Living Iron is in production. My bookbinder’s heart is excited: ten years after A Resistible Force I am going from the printing press to the binder’s workshop. The scale and speed of industrial book manufacture cannot be compared to the craft I once learned, yet the basic principles remain the same and so does the entire atmosphere: the scent of ink, the weight and crispness of good paper, and the pride of the people at work here.
Large sheets of paper are printed on both sides with pages whose order, at first glance, looks odd. The typographer has placed these pages in such a position that their numbers will follow one another once the sheets have been folded several times in half to form sections. The printer in turn has made sure the pages superpose exactly on both sides of the paper. After folding, these ‘signatures’ will be pressed and sewn together to constitute the book block; small marks printed along their outer folds must be aligned in descending order to make sure no section is missing.

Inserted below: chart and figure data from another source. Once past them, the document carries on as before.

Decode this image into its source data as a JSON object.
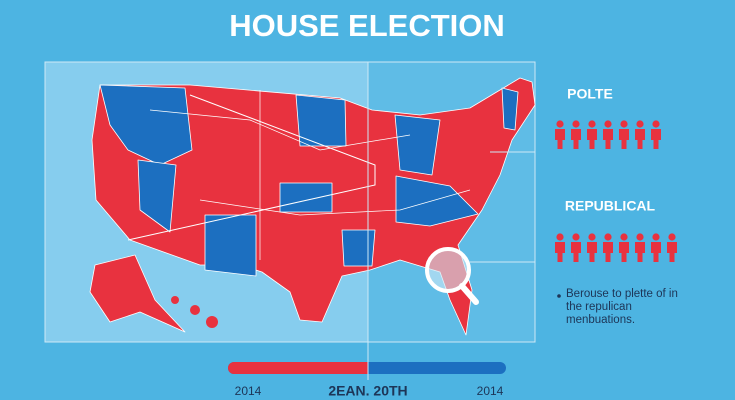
{
  "header": {
    "title": "HOUSE ELECTION"
  },
  "legend": {
    "groups": [
      {
        "label": "POLTE"
      },
      {
        "label": "REPUBLICAL"
      }
    ],
    "note": "Berouse to plette of in the repulican menbuations."
  },
  "timeline": {
    "start": "2014",
    "center": "2EAN. 20TH",
    "end": "2014"
  }
}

Although we were taught to do this laborious task by hand in front of a good light with a bone folder, the machine here quits itself of the job faster than the eye can see, and the lines of text and images fit from one page to the next as if it were the most natural thing in the world.
All the sections are now ordered, ready to be sewn,
the little printed marks are well aligned on the folds.
And even in this incredibly mechanised environment I still encounter familiar material, bobbins of thread, colourful linens, ribbon bookmarks, and in a corner, for one-off assignments, heavy cast iron presses and board shears.
I cannot wait to pick up my own equipment again.